The new Bitcoin ETFs (Exchange Traded Funds) now make it possible to get exposure to the cryptocurrency by proxy through funds that are traded like stocks on various US Stock Exchanges. Previously, if you wanted to buy and sell Bitcoin, you had to do it through one of the cryptocurrency exchanges.
But just because Bitcoin is now easier to own (no need for a complicated digital wallet or risk of losing the drive where your cryptocurrency is stored), and the related ETFs are being managed by large Wall Street firms, does it make any sense to invest in this “currency”?
First of all, a quick reminder of what it is. Bitcoin was created about 15 years ago as a virtual currency that wouldn’t be backed by any bank and could be used to make small payments.1
Individual Bitcoins are created through a process called mining, where a user’s computer goes through a processor-intensive process to validate previous transactions. Each Bitcoin transaction is recorded in a distributed, public ledger, where the parties involved are kept anonymous. There is a finite number of Bitcoins that can be mined, which in theory should keep their value rising.

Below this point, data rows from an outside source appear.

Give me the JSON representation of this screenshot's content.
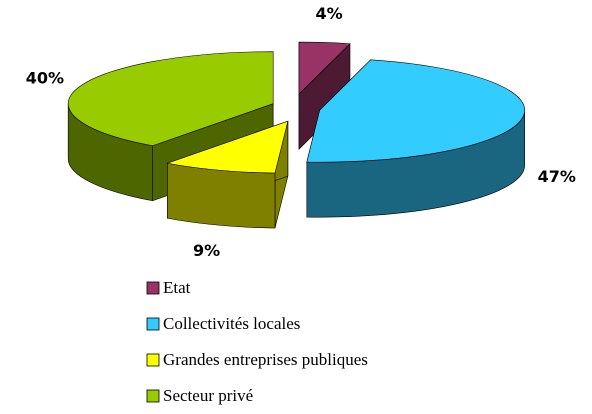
{
  "chart_data": {
    "type": "pie",
    "categories": [
      "Etat",
      "Collectivités locales",
      "Grandes entreprises publiques",
      "Secteur privé"
    ],
    "values": [
      4,
      47,
      9,
      40
    ],
    "value_labels": [
      "4%",
      "47%",
      "9%",
      "40%"
    ],
    "colors": [
      "#993366",
      "#33ccff",
      "#ffff00",
      "#99cc00"
    ]
  }
}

Because it’s not tied to a fiat (national) currency, Bitcoin has been touted as a safe harbor in times of crisis. And because you can own and exchange Bitcoin anonymously, it supposedly offers protection from government interference in free trade, such as taxes and tariffs.
Unfortunately for Bitcoin owners, none of these purported benefits have materialized in the real world. Rather than being an asset that maintains its value despite economic turmoil, the price of Bitcoin has proved to be extremely volatile.2 And people hoping to avoid detection by law enforcement, among them criminals, have found that its anonymity is not water-tight.
According to the Wall Street Journal, the pitch being made for newly-approved Bitcoin ETFs is that they will miraculously work like digital gold, holding their value in a crisis. But there’s zero evidence this will be the case.
James Mackintosh writes, “In both bank runs of March 2023 and the pandemic panic of March 2020, Bitcoin proved to be digital fool’s gold, plunging at the first sign of trouble.” From its February 2020 high to the low a month later it lost half its value, while the S&P 500 lost a third. “Far from being a store of value,” adds Mackintosh, “Bitcoin’s been a store of volatility.”
And it is likely that the new ETFs are going to make this instability worse because they will bring in more speculators to what’s already mostly a speculative asset.
While Bitcoin ETFs will surely continue to garner headlines and draw in investors motivated by a fear of missing out, it does not look like this new-found financial instrument for speculating in the cryptocurrency will be a good choice for someone looking to grow their portfolio over the long-term.
Unlike stocks, bonds, and funds comprising them, Bitcoin does not derive its perceived value from profits, dividends and/or interest. It holds no intrinsic value outside demand from short-term speculators. It appears to be mostly a clever currency solution looking for a problem to solve.